To evaluate the clinicopathological features of early gastric cancer in H. pylori-uninfected patients.
A total of 2462 patients with 3375 instances of early gastric cancers that were treated by endoscopic submucosal dissection were enrolled in our study between May 2000 and September 2019. Of these, 30 lesions in 30 patients were diagnosed as H. pylori-uninfected gastric cancer (HpUIGC). We defined a patient as H. pylori-uninfected using the following three criteria: (1) The patient did not receive treatment for H. pylori, which was determined by investigating medical records and conducting patient interviews; (2) Lack of endoscopic atrophy; and (3) The patient was negative for H. pylori after being tested at least twice using various diagnostic methods, including serum anti-H. pylori-IgG antibody, urease breath test, rapid urease test, and microscopic examination.

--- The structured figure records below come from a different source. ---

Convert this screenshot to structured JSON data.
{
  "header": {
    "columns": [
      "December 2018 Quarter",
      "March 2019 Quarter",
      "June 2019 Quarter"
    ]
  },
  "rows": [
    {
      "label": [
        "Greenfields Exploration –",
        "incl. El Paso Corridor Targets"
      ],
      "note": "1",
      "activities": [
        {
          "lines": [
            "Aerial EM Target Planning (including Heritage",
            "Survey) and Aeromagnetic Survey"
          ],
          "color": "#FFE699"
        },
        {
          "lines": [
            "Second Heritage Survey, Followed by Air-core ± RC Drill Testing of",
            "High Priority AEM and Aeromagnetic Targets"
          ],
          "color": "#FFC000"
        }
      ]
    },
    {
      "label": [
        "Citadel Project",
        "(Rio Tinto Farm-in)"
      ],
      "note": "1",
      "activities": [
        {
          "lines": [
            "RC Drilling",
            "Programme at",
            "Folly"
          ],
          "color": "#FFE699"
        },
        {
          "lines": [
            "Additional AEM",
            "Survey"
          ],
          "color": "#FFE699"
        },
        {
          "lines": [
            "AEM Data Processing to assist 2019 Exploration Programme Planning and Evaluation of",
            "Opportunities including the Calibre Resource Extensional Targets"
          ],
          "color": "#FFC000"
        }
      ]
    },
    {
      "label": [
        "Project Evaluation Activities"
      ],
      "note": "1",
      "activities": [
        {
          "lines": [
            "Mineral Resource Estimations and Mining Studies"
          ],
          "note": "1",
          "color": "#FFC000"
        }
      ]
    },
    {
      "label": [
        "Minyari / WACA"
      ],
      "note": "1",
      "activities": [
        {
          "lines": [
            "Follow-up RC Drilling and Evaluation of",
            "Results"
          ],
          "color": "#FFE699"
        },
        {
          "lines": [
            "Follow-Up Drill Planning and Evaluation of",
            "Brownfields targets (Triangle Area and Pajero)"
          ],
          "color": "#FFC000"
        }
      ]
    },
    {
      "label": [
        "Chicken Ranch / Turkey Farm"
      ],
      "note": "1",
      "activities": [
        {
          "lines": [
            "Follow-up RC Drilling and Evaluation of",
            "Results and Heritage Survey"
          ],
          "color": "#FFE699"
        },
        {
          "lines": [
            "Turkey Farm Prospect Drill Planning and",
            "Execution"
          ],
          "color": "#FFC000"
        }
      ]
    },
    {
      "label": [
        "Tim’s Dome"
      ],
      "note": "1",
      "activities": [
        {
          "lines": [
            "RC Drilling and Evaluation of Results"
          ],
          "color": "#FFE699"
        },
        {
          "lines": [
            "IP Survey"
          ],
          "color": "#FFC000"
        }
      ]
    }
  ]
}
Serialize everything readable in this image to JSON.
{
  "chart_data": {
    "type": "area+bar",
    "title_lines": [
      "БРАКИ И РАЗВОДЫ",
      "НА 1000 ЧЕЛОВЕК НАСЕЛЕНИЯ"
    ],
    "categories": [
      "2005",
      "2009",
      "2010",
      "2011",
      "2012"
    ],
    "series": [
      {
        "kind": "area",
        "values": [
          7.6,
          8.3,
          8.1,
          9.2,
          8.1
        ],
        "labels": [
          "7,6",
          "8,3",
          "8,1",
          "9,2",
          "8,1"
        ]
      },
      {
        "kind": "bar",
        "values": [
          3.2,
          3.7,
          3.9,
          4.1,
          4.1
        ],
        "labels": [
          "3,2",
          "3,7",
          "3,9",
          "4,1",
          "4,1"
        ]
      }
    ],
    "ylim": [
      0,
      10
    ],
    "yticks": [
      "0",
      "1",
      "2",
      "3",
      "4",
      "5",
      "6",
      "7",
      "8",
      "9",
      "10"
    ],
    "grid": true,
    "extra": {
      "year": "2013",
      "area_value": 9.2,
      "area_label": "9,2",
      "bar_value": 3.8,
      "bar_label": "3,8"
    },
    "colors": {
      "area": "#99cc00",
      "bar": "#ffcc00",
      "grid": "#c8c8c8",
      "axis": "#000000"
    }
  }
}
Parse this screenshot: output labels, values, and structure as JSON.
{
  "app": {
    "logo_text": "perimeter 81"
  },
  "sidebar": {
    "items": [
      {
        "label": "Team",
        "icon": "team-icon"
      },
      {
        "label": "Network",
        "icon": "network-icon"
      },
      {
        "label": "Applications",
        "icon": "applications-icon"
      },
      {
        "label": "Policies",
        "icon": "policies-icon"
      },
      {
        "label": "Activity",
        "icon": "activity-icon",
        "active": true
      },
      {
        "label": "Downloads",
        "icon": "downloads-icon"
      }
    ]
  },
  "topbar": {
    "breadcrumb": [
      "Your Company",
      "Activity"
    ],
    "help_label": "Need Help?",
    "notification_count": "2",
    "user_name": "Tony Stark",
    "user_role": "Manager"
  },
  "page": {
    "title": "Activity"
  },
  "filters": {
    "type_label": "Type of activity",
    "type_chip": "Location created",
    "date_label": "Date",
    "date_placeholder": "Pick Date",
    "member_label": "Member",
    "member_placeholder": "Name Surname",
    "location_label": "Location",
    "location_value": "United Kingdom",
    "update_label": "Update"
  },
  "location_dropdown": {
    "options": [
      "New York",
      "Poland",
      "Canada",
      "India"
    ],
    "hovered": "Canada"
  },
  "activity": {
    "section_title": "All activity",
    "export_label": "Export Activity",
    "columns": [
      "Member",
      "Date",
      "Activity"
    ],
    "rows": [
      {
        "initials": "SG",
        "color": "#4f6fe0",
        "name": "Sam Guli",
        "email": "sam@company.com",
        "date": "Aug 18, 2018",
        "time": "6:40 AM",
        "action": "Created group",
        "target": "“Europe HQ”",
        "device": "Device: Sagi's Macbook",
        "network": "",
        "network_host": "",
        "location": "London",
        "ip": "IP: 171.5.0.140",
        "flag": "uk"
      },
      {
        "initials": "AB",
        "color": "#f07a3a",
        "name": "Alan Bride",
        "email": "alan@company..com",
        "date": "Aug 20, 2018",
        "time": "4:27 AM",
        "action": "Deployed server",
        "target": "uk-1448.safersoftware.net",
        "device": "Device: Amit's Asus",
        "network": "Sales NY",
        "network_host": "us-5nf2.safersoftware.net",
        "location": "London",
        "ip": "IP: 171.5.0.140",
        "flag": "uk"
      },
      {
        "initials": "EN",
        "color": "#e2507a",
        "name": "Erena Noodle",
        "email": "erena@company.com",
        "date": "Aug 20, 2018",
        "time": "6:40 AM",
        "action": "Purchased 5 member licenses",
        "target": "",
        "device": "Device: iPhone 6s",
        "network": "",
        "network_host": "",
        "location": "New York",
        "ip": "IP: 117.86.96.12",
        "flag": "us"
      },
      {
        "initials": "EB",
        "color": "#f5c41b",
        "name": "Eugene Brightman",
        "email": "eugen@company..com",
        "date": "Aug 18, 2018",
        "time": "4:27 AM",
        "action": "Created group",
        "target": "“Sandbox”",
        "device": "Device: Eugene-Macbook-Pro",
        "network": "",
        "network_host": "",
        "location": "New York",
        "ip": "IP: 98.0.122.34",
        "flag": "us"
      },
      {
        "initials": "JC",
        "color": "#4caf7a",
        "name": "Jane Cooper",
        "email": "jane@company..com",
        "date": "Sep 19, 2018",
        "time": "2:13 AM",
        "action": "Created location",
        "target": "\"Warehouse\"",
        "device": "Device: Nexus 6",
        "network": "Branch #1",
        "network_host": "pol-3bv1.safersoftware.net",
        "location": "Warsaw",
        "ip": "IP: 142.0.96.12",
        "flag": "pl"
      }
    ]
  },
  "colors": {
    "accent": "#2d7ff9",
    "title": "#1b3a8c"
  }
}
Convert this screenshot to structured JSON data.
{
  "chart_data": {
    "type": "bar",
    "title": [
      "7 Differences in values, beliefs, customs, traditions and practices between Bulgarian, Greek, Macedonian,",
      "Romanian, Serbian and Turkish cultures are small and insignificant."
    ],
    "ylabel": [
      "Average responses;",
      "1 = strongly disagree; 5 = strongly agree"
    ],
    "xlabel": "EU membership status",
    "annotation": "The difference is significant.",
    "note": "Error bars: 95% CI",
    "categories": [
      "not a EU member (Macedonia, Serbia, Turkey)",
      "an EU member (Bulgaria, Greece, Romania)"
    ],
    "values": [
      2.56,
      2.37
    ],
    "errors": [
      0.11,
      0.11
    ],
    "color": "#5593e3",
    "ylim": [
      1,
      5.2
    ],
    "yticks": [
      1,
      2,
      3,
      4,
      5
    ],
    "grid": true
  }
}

The frequency of HpUIGC was 1.2% (30/2462) for the patients in our study. The study included 19 males and 11 females with a mean age of 59 years. The location of the stomach lesions was divided into three sections; upper third (U), middle third (M), lower third (L). Of the 30 lesions, 15 were U, 1 was M, and 14 were L. Morphologically, 17 lesions were protruded and flat elevated type (0-I, 0-IIa, 0-IIa + IIc), and 13 lesions were flat and depressed type (0-IIb, 0-IIc). The median tumor diameter was 8 mm (range 2-98 mm). Histological analysis revealed that 22 lesions (73.3%) were differentiated type.The HpUIGC lesions were classified into fundic gland type adenocarcinoma (7 cases), foveolar type well-differentiated adenocarcinoma (8 cases), intestinal phenotype adenocarcinoma (7 cases), and pure signet-ring cell carcinoma (8 cases). Among 30 HpUIGCs, 24 lesions (80%) were limited to the mucosa; wherein, the remaining 6 lesions showed submucosal invasion. One of the submucosal invasive lesions showed more than 500 μm invasion. The mucin phenotype analysis identified 7 HpUIGC with intestinal phenotype and 23 with gastric phenotype.
We elucidated the clinicopathological characteristics of HpUIGC, revealing recognition not only undifferentiated-type but also differentiated-type. In addition, intestinal phenotype tumors were also observed and could be an important tip.
Core tip: Chronic Helicobacter pylori (H. pylori) infection is a major risk factor for gastric cancer. Historically, gastric cancers in Japan were related to H. pylori infection, and the frequency of H. pylori uninfected gastric cancer (HpUIGC) was very rare. However, the rarity of gastric cancer in H. pylori negative patients may be partly owing to underreporting, and the mechanisms behind the development and progression of this type of gastric cancer must be elucidated. This study elucidated the clinicopathological features of H. pylori uninfected gastric cancer from 30 gastric cancer patients. Differentiated-type gastric cancers without submucosal invasion were most prominent.